SPELL - S. cerevisiae

To validate the results using independent datasets, we searched the SPELL database (http://spell.yeastgenome.org/)38. The phosphocholine subnetwork genes were entered into SPELL and experimental datasets were identified that had expression data for all genes and were highly ranked with relevance weighting larger than 1.0%. Using this approach, we identified three datasets for analysis and demonstrated independent validation of the predicted phosphocholine subnetwork structure.

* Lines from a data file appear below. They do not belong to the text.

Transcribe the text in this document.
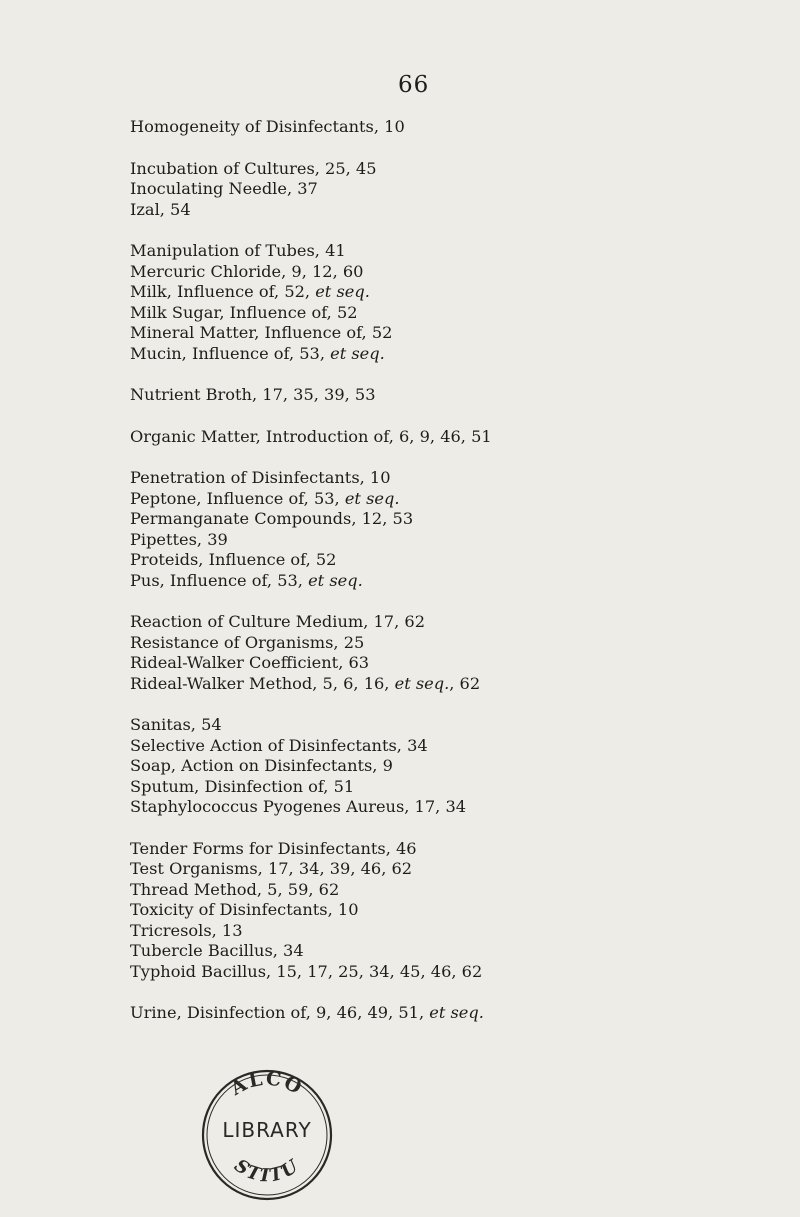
66
Homogeneity of Disinfectants, 10
Incubation of Cultures, 25, 45
Inoculating Needle, 37
Izal, 54
Manipulation of Tubes, 41
Mercuric Chloride, 9, 12, 60
Milk, Influence of, 52, et seq.
Milk Sugar, Influence of, 52
Mineral Matter, Influence of, 52
Mucin, Influence of, 53, et seq.
Nutrient Broth, 17, 35, 39, 53
Organic Matter, Introduction of, 6, 9, 46, 51
Penetration of Disinfectants, 10
Peptone, Influence of, 53, et seq.
Permanganate Compounds, 12, 53
Pipettes, 39
Proteids, Influence of, 52
Pus, Influence of, 53, et seq.
Reaction of Culture Medium, 17, 62
Resistance of Organisms, 25
Rideal-Walker Coefficient, 63
Rideal-Walker Method, 5, 6, 16, et seq., 62
Sanitas, 54
Selective Action of Disinfectants, 34
Soap, Action on Disinfectants, 9
Sputum, Disinfection of, 51
Staphylococcus Pyogenes Aureus, 17, 34
Tender Forms for Disinfectants, 46
Test Organisms, 17, 34, 39, 46, 62
Thread Method, 5, 59, 62
Toxicity of Disinfectants, 10
Tricresols, 13
Tubercle Bacillus, 34
Typhoid Bacillus, 15, 17, 25, 34, 45, 46, 62
Urine, Disinfection of, 9, 46, 49, 51, et seq.
ALCO
STITU
LIBRARY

Identification of controlling transcription factors

A curated database of yeast transcription factors was used to identify transcription factors that are associated with regulating genes within subnetworks. The Yeast Search for Transcriptional Regulators And Consensus Tracking (YEASTRACT) database includes over 163,000 regulatory associations curated from the literature50. Genes within each subnetwork were used as the input gene list to search for transcription factors that are documented or potentially regulate gene within the list. Genes were considered to have a regulatory association with the transcription factor if there was documented DNA binding evidence plus expression evidence. The transcription factors were ranked by percentage of genes regulated by the respective transcription factor and the output for each subnetwork was included in the Supporting Information.